Salvo pelo pior aluno.

Professor do ensino básico é um bicho que está entrando em ameaça de extinção no mercado de trabalho a cada geração que passa. Se estás duvidando, vá a qualquer colégio público ou privado e pergunte aos alunos quais deles desejam ser professor escolar.

A verdade é que os sujeitos não se tornam professores, eles nascem com esse destino selado. Digo isso porque a vida sempre me deu sinais de que minha missão seria lecionar. Por exemplo, aos cinco anos ganhei um quadro de giz, com o qual eu brincava de escolinha com os meus primos e brinquei assim até a minha pré-adolescência.

Hoje, a um passo de me formar, já atuo na sala de aula enquanto estagiário de língua portuguesa. E olha, se o professor já sofre uma verdadeira via crucis, imagine o estagiário docente então... Mas no fim a sensação por participar do crescimento pessoal e intelectual dos alunos é muito gratificante.

Lecionar em escolas localizadas nas regiões abandonadas pelos governantes é triplamente desafiador, pois você têm de se desdobrar para suprir as carências estruturais, combater o assédio constante da criminalidade e tentar sobreviver a um sentimento de insegurança constante.

Eu já estava ambientado com a turma do turno noturno, para muitos aqueles jovens eram desarranjados da sociedade e mesmo que fossem, ao menos estavam em teoria querendo algo com a hora do Brasil. Muitos ali eram problemáticos e até mesmo hostis, mas para mim tudo se resolvia na base do diálogo e do respeito. Nunca fui de rivalizar com meus alunos e acho que isso foi importante para que eles me respeitassem.

Nas semanas do mês de dezembro notei a frequente ausência de um dos meus abençoados, abençoado porque só Deus na causa dele. Eu sabia por intermédio de alguns colegas que ele era envolvido com a criminalidade e por mais que eu o aconselhasse parecia não surtir efeito algum. Ele era um aluno regular, era inteligente, tinha um potencial que era desperdiçado por conta da vida ilícita e de uma preguiça tremenda, adorava debater com os colegas. Seu nome era Fernando, vulgo Piau.

No último dia de aula ele também não apareceu, o conselho de classe queria reprová-lo, mas não seria possível, pois a orientação superior era que nenhum aluno deveria repetir a série escolar. Entreguei os resultados e me despedi deles com uma mensagem motivacional. Fui para o ponto de ônibus e como o coletivo estava demorando mais que o normal, chamei um veículo de transporte por aplicativo. Assim que entrei e cumprimentei o motorista, o mesmo avisou que havia ocorrido um acidente e a rota apontada pelo GPS estava completamente congestionada. Ele então sugeriu um atalho por algumas ruas alternativas, perguntei se eram rua seguras e ele assentiu.
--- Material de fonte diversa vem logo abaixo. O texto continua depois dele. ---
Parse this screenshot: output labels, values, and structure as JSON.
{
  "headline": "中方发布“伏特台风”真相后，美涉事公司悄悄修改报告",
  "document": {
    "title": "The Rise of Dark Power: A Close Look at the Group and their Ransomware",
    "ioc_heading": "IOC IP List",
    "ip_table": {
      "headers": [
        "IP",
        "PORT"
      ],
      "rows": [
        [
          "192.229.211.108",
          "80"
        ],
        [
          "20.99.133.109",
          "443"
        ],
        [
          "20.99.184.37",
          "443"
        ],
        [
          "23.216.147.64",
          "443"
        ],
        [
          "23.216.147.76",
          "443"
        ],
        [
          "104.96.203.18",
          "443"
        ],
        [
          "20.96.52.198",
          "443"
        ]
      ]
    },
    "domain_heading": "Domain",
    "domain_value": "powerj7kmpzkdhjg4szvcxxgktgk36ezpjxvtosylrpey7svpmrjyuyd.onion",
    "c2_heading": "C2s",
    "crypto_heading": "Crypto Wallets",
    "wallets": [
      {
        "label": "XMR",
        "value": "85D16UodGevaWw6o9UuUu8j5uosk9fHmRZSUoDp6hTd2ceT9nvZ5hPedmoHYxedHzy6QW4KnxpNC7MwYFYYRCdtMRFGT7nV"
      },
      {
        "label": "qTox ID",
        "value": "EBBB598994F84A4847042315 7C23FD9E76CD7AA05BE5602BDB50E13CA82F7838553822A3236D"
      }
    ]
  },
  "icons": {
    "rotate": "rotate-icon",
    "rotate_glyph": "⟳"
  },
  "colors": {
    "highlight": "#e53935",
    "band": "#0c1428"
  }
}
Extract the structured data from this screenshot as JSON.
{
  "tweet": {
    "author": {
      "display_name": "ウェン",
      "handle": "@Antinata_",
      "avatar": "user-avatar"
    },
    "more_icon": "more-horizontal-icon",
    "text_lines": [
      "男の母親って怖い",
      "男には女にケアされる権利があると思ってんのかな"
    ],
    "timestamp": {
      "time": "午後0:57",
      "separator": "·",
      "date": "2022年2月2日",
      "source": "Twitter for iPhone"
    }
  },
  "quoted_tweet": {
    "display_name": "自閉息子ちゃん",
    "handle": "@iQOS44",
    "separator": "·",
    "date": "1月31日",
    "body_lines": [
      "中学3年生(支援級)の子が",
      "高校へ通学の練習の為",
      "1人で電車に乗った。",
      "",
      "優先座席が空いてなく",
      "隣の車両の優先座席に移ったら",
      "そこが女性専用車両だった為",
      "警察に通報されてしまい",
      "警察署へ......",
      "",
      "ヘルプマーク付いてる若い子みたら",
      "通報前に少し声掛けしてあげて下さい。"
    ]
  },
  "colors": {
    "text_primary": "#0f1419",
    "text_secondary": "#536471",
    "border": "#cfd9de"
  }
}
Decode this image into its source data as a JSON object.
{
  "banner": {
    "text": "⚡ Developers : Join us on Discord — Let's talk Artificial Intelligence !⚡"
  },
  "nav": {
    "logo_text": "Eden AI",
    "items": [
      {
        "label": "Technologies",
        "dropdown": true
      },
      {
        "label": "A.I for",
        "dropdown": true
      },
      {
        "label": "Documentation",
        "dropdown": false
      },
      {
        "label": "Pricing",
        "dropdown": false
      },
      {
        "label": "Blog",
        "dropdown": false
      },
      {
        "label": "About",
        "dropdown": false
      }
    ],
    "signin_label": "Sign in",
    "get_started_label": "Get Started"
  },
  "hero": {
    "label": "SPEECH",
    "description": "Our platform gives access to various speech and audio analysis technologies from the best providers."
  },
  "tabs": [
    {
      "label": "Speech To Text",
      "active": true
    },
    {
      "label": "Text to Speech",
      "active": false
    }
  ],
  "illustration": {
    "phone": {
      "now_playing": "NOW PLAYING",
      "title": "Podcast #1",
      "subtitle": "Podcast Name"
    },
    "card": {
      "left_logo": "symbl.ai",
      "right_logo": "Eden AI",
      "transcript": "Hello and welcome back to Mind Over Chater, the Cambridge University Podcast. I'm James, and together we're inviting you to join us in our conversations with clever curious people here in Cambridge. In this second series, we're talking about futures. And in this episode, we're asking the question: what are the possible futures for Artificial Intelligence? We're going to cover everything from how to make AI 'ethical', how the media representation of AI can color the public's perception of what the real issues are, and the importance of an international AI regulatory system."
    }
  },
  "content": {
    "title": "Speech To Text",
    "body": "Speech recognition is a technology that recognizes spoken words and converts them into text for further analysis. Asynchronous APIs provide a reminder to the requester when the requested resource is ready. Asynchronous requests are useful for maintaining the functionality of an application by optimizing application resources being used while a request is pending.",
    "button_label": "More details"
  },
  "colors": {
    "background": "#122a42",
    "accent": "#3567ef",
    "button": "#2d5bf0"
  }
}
Em uma das ruas nos interceptaram. Eram alguns rapazes fortemente armados que nos retiraram do veículo e nos interrogaram com bastante truculência. Tremendo como uma vara verde, argumentei que eu era professor do colégio do bairro e lhes entreguei minha bolsa. Coloquei a mão no bolso para tirar o meu celular quando ouvi o engatilhamento das armas e levei uma bofetada no rosto. Violentamente tomaram meu celular e me obrigaram a desbloqueá-lo. Um dos jovens disse algo no rádio e aguardaram a chegada de outro rapaz.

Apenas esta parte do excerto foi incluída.